Following discussions with the FDA and feedback from Kazia’s recent Type C meeting, the FDA’s current position is that data on OS would generally not be appropriate for accelerated approval, but could be considered to support a traditional/standard approval. The Agency further commented that the secondary endpoint OS data from the GBM-AGILE study are supportive and informative for designing and executing a pivotal registrational study in pursuit of a standard approval. Importantly, the Company aligned with the FDA on key aspects of the design of a proposed registrational/pivotal phase 3 study, including patient population, primary endpoint, and the comparator arm to be used.

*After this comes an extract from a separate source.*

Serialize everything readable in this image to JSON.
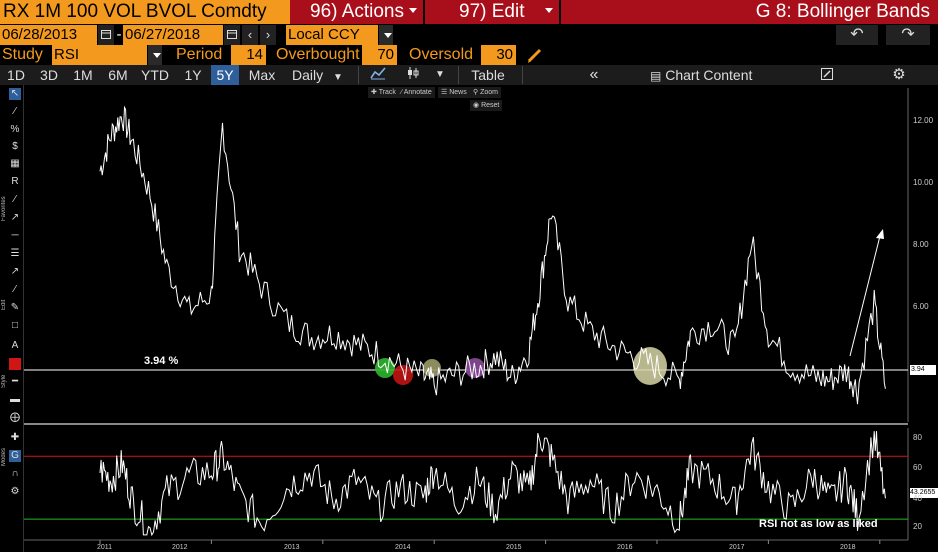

"We appreciate the extensive and thoughtful feedback from the FDA, which provides us with added clarity with respect to paxalisib’s potential registration pathway for the treatment of patients with NDU glioblastoma" commented Dr. John Friend, Kazia’s CEO "We believe data from the GBM-AGILE trial, including the prespecified secondary endpoint, which demonstrated a 3.8-month OS improvement, provides evidence supporting a clinically meaningful efficacy signal that merits further testing paxalisib in this patient population in a larger, pivotal study".

"As we evaluate our next steps in NDU glioblastoma, paxalisib continues to be tested in a number of other key indications, including pediatric brain cancer and brain metastases. We have received Orphan Drug and Rare Pediatric Disease Designations for both DIPG and AT/RT, which could make us eligible to receive pediatric review vouchers at the time of product approval. We recently presented very exciting data at the San Antonio Breast Cancer meeting highlighting synergistic activity between a novel combination of paxalisib and immunotherapy, and we believe paxalisib shows potential to be evaluated in breast cancers where iPI3K pathway mutations are known to drive tumor growth. The Kazia team, in conjunction with the Board of Directors, is continuing to evaluate several options, and we expect to provide an outline for our path forward to maximize shareholder value by the end of January 2025."